Какой-то первобытный страх — он увековечил его в «Принце Гомбургском» — внушает ему, одинокому, опасение, что это одиночество жизни будет преследовать его и в смерти, в вечности: поэтому с самого детства в мгновения высшего экстаза он предлагает каждому, кого он любит, умереть с ним. Неудержимо стремившийся к любви в жизни тоскует по смерти в любви. В земном существовании ни одна женщина не могла удовлетворить его чрезмерности, не могла идти в шаг с фантастическим устремлением экстатики его чувств; никто — ни невеста, ни Ульрика, ни Мария фон Клейст — не может сравниться с точкой кипения его требований, только смерть, только превосходная, непревосходимая степень — Пентесилея выдала его пламень — способна удовлетворить его потребность в любви. Желанна для него только та женщина, которая согласится с ним умереть, и «ее могилу он предпочтет постели всех королев мира». Каждому, кто ему дорог, настойчиво предлагает он сопутствовать ему в этом падении во мрак. Каролине фон Шиллер (почти чужой ему) он заявляет, что готов «застрелить и ее, и себя», а своего друга Рюле он завлекает ласковыми страстными словами: «Меня не покидает мысль, что мы еще должны что-то сделать вместе — приди, свершим еще что-нибудь прекрасное и умрем!» Эта страсть к совместной смерти остается непонятной для друзей и для женщин, как все его преувеличения чувства: тщетны его настояния, тщетны мольбы: он не находит себе спутника в бездну — все они с испугом и недоумением отвергают фантастическое предложение. Наконец он встречает женщину, почти чужую, — которая благодарна ему за это странное приглашение. Она больна, приговорена к смерти, ее тело так же поражено раком, как его душа отвращением к жизни: неспособная к смелому решению, но экзальтированно заражаясь его экстазом, погибающая позволяет увлечь себя в пропасть. Он нашел теперь человека, который избавит его от одиночества в последний миг падения, и вот рождается эта удивительная, фантастическая брачная ночь нелюбимого с нелюбимой; стареющая, смертельно больная, некрасивая женщина бросается с ним в бессмертие. В глубине души эта остроумная, сентиментально-восторженная жена кассира ему чужда: вероятно, он никогда не знал ее как женщину, — но он обручился с ней под другой звездой, под другим знаком, в святом таинстве смерти.

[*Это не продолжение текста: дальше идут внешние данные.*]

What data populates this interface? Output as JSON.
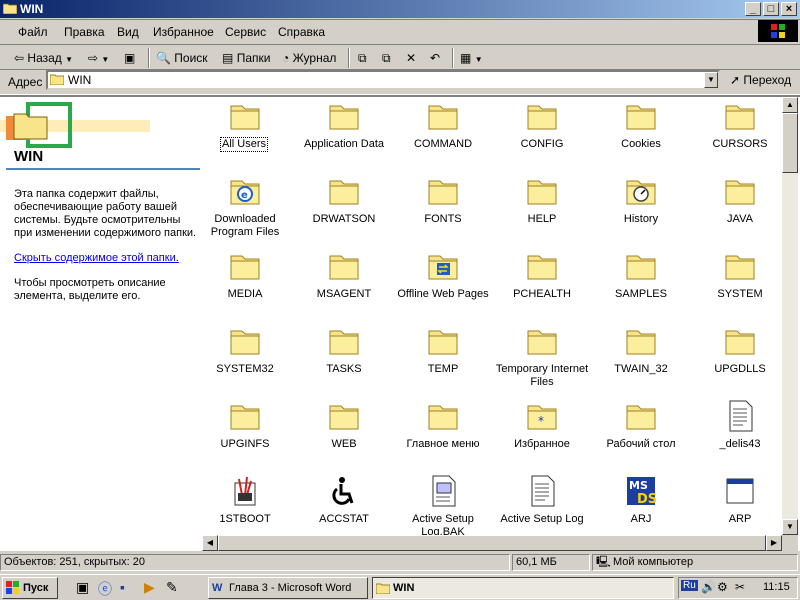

Только один человек во всей Германии — такой же гениальный, неприкаянный и непризнанный — признавал его безоговорочно. Признавал и восхищался. Только один. Только Эрнст Теодор Амадей Гофман.
И. В. Гёте отверг и клейстовскую обработку «Амфитриона», и «Пентесилею», и «Разбитый кувшин». Видимо, Клейсту на роду было написано быть неудачником — все его начинания — будь то театр, журналистика («Берлинский вечерний листок»), всё его творчество до «Истории моей души» своим итогом имело каминный огонь (рукописи очень даже горят) или равнодушие публики. Клейст кипел замыслами, но всё, к чему он прикасался, тут же рассыпалось в прах.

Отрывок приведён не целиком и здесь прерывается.